D.I.A. Blends Art and Fashion with "Labor of Love"

Photograph of Isabel Toledo's "Three Forces" installation
"Three Forces" by Isabel Toledo | Photo courtesy of D.I.A.

Opened Dec. 16, the Detroit Institute of Arts’ “Labor of Love” exhibition features works by artists and designers Ruben and Isabel Toledo. A renowned fashion designer who was once creative director for Anne Klein, Isabel Toledo is perhaps most famous for having designed the inauguration dress for Michelle Obama in 2009. Her husband, Ruben Toledo is a painter, sculpter, and illustrator.

“This exhibition is a good example of the ways that the D.I.A. can resonate with a broad and diverse audience, and find new opportunities to engage people with art and fashion,” D.I.A. Director Salvador Salort-Pons said to the Oakland Press.

The “Labor of Love” exhibition is based heavily on Diego Rivera and Frida Kahlo’s time in Detroit, with an emphasis on the “Detroit Industry” murals, which were first painted for the D.I.A. by Rivera in 1933. Even some of the most inconspicuous aspects of the exhibit are inspired by Rivera and Kahlo—blue walls in one room are intended to be a reference to Kahlo’s blue home in Mexico. The inclusion of these walls was a way for the Toledos to “bring the birthplace of Kahlo’s and Rivera’s creativity” into dialogue with their work.

There are some more obvious allusions: for example, upon entering the gallery lay Ruben’s “Color Code” paintings, a clear homage to the the “Four Races” located in the upper north and south panels of the Rivera’s murals. The women Ruben drew for these paintings were intentionally “militarized” as commentary on our political climate. This is noticeable especially in how the women’s skin has been painted; one in particular is inspired by a black and white patterned World War I ship.
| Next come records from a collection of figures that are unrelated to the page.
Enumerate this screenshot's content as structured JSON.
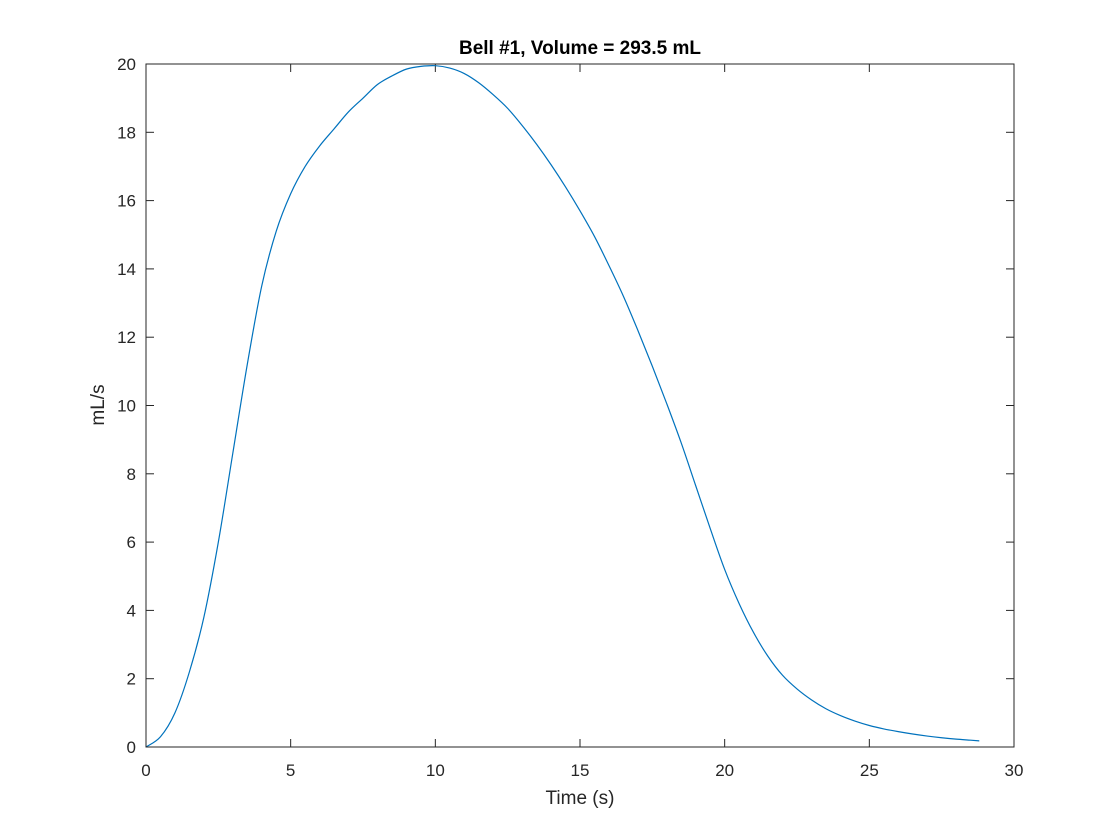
{
  "chart_data": {
    "type": "line",
    "title": "Bell #1, Volume = 293.5 mL",
    "xlabel": "Time (s)",
    "ylabel": "mL/s",
    "xlim": [
      0,
      30
    ],
    "ylim": [
      0,
      20
    ],
    "xticks": [
      0,
      5,
      10,
      15,
      20,
      25,
      30
    ],
    "yticks": [
      0,
      2,
      4,
      6,
      8,
      10,
      12,
      14,
      16,
      18,
      20
    ],
    "grid": false,
    "series": [
      {
        "color": "#0072BD",
        "x": [
          0,
          0.5,
          1,
          1.5,
          2,
          2.5,
          3,
          3.5,
          4,
          4.5,
          5,
          5.5,
          6,
          6.5,
          7,
          7.5,
          8,
          8.5,
          9,
          9.5,
          10,
          10.5,
          11,
          11.5,
          12,
          12.5,
          13,
          13.5,
          14,
          14.5,
          15,
          15.5,
          16,
          16.5,
          17,
          17.5,
          18,
          18.5,
          19,
          19.5,
          20,
          20.5,
          21,
          21.5,
          22,
          22.5,
          23,
          23.5,
          24,
          24.5,
          25,
          25.5,
          26,
          26.5,
          27,
          27.5,
          28,
          28.5,
          28.8
        ],
        "y": [
          0,
          0.3,
          1.0,
          2.2,
          3.8,
          6.0,
          8.6,
          11.2,
          13.5,
          15.1,
          16.2,
          17.0,
          17.6,
          18.1,
          18.6,
          19.0,
          19.4,
          19.65,
          19.85,
          19.93,
          19.95,
          19.88,
          19.72,
          19.45,
          19.1,
          18.7,
          18.2,
          17.65,
          17.05,
          16.4,
          15.7,
          14.95,
          14.1,
          13.2,
          12.2,
          11.15,
          10.05,
          8.9,
          7.65,
          6.4,
          5.2,
          4.2,
          3.35,
          2.65,
          2.1,
          1.7,
          1.38,
          1.12,
          0.92,
          0.76,
          0.63,
          0.53,
          0.45,
          0.38,
          0.32,
          0.27,
          0.23,
          0.2,
          0.18
        ]
      }
    ]
  }
}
In a separate room lies Isabel’s main installation entitled “Migration.” Several ornate, eye-catching outfits fill the room. The exhibition explains that “this congregation of sculptures presents the result of the cross-cultural pollination that occurs when diverse populations assimilate and settle in a new environment.”

Another highlight—also inspired by the “Detroit Industry” murals—is the Toledo’s collaborative piece, “The Choreography of Labor.” Dresses composed of the laborers depicted in Rivera’s murals line the wall, twisted up to resemble dancing women. This depiction is meant to represent the work of the line workers in Rivera’s murals in comparison to the workflow in the Toledos’ studio: “In both instances, the movement of laborers working together creates repetitive patterns that can be considered ritualistic or ceremonial,” the nearby wall placard reads.

Much of the Toledos’ work is located in the special exhibition gallery; however, guests are offered an opportunity to view work by the Toledos on every floor of the museum. Dresses are set up by artwork which inspired the Toledos in various galleries throughout the D.I.A.

Isabel Toledo told the Detroit News that she “felt enriched” by the galleries: “As a fashion designer, this project allowed me to be an artist, as well.”

The exhibition is also in partnership with Sew Great Detroit, which teaches women sewing and employment skills and is run by Alternatives for Girls, a Detroit-based nonprofit that serves homeless and high-risk girls and women. Sew Great Detroit collaborated with the Toledos to create limited edition tote bags based on the exhibit, which can be purchased at the museum’s gift shop.

Ruben & Isabel Toledo: Labor of Love runs through July 7 and is free with general museum admission. General admission to the D.I.A. is free for residents of Wayne, Oakland, and Macomb counties.